Запах серы - i_004.jpg

Районы работ экспедиции в Афаре

Во славу земли

Зародившаяся более полувека назад моя страсть к Земле с годами стала еще крепче. Что бы ни говорили авторы утопий, наша планета исключительна, а возможно, и уникальна в своем роде. Поэтому людям, занятым изучением, исследованием и постижением Земли, жизнь уготовила — если они избрали верную стезю — замечательные открытия. Профессия ученого вообще увлекательна, она, как ничто другое, раскрепощает мысль и дух; но тем, кто связан с науками о Земле, повезло вдвойне. Они ведут изыскания в пустынях и горах, в океанах и на полюсах, бродят по лесам и рисовым полям, террасами спускающимся с холмов. Любовь к планете просыпается в детстве, каждый ребенок грезит дальними странами и путешествиями. Эта любовь живет в человеке до тех пор, пока «реальность» — властные требования жизни, а зачастую просто необходимость выживания — не гасит понемногу воображение и порывы и не возвращает его в покорное прозябание, к серым будням.
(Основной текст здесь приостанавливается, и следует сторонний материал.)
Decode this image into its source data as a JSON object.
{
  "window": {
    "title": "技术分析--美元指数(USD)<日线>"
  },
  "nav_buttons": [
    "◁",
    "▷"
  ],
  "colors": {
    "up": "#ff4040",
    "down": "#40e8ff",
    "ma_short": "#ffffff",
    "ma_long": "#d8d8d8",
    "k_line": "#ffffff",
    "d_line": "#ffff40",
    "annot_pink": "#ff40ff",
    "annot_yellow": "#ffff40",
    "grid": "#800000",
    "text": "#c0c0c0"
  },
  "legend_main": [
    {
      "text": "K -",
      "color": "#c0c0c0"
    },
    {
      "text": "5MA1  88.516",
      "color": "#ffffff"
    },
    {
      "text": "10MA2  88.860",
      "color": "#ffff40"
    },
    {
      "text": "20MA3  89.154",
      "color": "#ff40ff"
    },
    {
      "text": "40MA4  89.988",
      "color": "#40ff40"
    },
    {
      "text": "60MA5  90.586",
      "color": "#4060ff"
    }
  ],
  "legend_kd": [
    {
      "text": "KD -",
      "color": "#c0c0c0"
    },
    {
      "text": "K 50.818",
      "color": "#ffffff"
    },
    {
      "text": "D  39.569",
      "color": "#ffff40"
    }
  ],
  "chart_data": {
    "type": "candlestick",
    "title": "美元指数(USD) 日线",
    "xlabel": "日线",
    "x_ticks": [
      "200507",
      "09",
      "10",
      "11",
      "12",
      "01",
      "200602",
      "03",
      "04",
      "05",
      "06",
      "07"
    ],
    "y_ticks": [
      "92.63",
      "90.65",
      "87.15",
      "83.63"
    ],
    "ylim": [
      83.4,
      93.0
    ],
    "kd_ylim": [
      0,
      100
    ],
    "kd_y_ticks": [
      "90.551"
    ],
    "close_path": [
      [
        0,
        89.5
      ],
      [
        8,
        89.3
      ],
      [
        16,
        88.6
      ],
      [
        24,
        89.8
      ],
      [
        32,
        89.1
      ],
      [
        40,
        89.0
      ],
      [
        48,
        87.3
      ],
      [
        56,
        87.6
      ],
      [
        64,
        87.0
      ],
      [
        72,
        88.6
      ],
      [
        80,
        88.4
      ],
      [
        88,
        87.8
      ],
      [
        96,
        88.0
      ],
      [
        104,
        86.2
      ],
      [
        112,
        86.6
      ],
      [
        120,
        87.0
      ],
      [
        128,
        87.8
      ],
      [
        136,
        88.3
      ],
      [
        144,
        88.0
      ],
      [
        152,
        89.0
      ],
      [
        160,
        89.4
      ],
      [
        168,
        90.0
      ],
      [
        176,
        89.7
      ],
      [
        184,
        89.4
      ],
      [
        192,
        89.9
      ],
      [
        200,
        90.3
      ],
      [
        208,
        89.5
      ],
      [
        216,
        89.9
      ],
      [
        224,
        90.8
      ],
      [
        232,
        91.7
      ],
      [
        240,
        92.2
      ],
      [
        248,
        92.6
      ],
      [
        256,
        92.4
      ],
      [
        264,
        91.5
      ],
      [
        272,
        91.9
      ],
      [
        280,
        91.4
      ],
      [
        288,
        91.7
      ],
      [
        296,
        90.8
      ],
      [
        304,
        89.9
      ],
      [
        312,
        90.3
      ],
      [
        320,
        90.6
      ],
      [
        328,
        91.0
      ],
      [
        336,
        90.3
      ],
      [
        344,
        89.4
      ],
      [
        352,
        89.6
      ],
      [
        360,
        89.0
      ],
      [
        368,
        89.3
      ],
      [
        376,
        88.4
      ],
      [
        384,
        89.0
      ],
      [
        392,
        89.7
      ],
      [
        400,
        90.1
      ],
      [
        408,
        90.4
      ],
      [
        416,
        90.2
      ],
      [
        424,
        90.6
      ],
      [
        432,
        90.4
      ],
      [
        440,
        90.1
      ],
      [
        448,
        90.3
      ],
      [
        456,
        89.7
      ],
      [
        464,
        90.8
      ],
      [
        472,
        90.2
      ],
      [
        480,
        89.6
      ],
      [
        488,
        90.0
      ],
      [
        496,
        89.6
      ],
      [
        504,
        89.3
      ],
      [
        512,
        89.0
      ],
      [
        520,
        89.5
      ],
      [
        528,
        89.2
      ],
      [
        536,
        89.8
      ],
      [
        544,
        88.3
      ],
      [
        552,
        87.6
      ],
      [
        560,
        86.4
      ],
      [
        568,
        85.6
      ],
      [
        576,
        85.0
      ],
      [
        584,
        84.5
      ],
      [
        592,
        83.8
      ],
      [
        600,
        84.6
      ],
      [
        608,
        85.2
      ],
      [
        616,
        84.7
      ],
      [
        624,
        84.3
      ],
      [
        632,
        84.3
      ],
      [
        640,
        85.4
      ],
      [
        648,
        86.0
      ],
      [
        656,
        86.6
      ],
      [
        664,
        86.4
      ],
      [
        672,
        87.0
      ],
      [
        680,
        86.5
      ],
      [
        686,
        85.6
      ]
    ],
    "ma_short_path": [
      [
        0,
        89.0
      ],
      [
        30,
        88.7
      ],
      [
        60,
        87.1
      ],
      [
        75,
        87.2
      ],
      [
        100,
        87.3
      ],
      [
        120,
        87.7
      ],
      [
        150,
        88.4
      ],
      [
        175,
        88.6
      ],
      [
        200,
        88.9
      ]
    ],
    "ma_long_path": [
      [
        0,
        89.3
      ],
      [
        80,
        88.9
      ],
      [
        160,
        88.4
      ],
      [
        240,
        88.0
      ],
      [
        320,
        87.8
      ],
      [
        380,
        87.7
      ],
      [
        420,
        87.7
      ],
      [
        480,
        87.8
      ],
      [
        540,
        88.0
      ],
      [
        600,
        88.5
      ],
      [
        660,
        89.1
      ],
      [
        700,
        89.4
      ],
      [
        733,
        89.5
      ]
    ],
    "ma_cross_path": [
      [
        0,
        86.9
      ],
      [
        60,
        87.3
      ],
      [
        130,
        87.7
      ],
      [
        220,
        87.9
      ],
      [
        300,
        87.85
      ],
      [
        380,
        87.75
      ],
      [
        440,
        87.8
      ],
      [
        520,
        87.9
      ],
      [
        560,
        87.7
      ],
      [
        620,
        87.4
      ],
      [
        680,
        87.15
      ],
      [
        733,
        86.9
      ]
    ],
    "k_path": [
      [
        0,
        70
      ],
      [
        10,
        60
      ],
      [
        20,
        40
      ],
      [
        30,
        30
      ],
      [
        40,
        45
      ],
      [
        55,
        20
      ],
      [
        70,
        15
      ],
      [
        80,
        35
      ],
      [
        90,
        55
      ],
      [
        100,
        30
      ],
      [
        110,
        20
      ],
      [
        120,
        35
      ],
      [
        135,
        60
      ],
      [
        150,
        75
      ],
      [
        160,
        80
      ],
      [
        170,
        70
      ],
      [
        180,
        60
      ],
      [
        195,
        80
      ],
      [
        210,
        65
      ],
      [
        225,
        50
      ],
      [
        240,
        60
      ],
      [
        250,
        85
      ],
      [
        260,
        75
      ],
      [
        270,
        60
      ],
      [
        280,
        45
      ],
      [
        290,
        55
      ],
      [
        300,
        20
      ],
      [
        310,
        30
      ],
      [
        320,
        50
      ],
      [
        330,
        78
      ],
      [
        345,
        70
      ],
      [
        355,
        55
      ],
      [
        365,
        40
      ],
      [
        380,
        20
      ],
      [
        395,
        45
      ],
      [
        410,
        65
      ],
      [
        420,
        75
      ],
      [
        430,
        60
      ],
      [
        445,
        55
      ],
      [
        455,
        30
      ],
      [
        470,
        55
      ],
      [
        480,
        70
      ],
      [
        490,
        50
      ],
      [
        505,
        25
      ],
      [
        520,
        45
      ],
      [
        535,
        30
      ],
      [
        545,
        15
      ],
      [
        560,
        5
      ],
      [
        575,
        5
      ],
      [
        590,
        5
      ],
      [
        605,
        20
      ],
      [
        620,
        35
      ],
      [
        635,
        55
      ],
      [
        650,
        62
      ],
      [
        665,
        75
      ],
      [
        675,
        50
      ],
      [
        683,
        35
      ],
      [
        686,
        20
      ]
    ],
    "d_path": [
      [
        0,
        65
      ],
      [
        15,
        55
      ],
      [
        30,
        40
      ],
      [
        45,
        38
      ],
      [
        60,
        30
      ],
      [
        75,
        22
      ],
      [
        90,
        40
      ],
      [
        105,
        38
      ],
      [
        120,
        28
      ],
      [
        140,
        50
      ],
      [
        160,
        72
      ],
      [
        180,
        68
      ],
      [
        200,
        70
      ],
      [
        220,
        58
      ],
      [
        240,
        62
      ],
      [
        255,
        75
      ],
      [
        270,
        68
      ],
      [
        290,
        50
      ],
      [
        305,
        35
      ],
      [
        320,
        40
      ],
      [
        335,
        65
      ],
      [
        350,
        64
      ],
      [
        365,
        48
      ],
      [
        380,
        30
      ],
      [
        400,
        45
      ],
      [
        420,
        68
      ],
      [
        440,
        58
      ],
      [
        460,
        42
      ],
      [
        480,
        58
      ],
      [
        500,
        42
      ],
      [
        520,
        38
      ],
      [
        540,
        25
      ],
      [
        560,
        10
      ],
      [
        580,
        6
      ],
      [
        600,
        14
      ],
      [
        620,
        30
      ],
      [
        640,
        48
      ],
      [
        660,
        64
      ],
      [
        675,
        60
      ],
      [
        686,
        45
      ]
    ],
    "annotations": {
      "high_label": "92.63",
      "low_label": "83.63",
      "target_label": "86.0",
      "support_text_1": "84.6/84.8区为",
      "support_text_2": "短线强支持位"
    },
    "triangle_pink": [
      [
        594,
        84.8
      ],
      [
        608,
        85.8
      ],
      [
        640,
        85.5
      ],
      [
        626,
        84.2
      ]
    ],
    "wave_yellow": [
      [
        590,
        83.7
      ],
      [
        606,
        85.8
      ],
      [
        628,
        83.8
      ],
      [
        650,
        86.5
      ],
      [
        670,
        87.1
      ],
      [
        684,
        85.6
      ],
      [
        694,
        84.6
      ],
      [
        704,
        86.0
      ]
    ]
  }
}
В юности я мечтал стать полярным исследователем, а до того — моряком. Но когда в 17 лет я явился поступать в матросы, капитану учебного судна удалось раскрыть мне глаза на истину. Потеряв надежду влезть в сапоги Кука, Лаперуза, Росса, Шеклтона, Скотта или Амундсена, я какое-то время метался в поисках, прежде чем не переключил свои интерес на земную твердь. Непроходимые леса Севера, куда я собирался отправиться, должны были стать трамплином для броска в полярное безмолвие.